Prevention and pain management
Preventing hyperuricemia in the first place is the best way to prevent gout. Although it may be unavoidable due to other conditions, there are still lifestyle changes that can help. Diet plays a significant role in hyperuricemia and heavy consumption of purine-rich foods should be avoided. (For those with hyperuricemia and gout, these foods should be avoided altogether.) Additionally, hyperuricemia is associated with metabolic syndrome. This means that taking measures to prevent obesity, hypertension, and diabetes reduce your risk of developing gout. Exercising regularly, consuming a healthy diet, and managing your body weight are all important ways to live a healthy life and prevent these conditions.

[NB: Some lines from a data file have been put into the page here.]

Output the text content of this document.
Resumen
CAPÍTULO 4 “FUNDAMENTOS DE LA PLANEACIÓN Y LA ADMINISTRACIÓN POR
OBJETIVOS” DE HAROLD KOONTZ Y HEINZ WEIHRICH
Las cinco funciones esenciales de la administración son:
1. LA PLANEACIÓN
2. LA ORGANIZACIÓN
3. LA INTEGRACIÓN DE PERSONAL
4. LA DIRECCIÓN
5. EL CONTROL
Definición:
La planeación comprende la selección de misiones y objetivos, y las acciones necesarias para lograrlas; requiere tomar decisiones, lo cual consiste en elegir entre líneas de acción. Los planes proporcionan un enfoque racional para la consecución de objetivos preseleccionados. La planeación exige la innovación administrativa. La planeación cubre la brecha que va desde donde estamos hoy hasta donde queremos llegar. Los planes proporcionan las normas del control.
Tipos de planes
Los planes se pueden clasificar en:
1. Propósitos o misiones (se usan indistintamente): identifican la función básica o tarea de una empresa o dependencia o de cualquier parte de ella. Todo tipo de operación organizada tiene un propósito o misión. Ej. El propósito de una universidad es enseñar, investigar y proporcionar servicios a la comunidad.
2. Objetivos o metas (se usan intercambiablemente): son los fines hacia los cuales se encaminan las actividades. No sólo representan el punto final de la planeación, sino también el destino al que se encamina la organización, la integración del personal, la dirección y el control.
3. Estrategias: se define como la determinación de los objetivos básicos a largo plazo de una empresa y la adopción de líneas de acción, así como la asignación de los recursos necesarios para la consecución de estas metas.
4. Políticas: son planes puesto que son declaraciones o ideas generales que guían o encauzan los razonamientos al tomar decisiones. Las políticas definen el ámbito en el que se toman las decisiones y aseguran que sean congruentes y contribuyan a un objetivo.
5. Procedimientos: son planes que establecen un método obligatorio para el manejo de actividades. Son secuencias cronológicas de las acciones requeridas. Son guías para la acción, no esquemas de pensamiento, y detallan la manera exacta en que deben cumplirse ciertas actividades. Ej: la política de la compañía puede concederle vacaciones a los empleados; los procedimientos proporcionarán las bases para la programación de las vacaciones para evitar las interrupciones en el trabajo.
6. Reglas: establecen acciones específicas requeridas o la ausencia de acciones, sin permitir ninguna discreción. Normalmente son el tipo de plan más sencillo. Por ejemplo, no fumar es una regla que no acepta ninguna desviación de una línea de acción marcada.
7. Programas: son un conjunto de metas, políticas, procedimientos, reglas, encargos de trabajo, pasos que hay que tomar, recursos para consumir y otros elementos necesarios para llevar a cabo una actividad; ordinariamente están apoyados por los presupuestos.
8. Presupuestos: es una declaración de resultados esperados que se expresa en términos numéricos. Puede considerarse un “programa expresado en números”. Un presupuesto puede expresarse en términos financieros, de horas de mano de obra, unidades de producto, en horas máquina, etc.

Those who already have gout should focus on lowering uric acid levels and managing flare-ups. Uric acid levels can be lowered via lifestyle changes as well as various medications. Additionally, applying an ice pack, avoiding pressure, and elevating the affected joint may help. During an attack, managing the pain is another good strategy. The use of nonsteroidal anti-inflammatory drugs (NSAIDs) helps to reduce inflammation in the joints. NSAIDs are the easiest form of pain management, since they are effective and are often available over-the-counter. However, they may not be suitable for all people. Those older than 65 and those who have a history of kidney impairment, liver impairment, or bleeding issues should speak to their doctors first before taking these medications.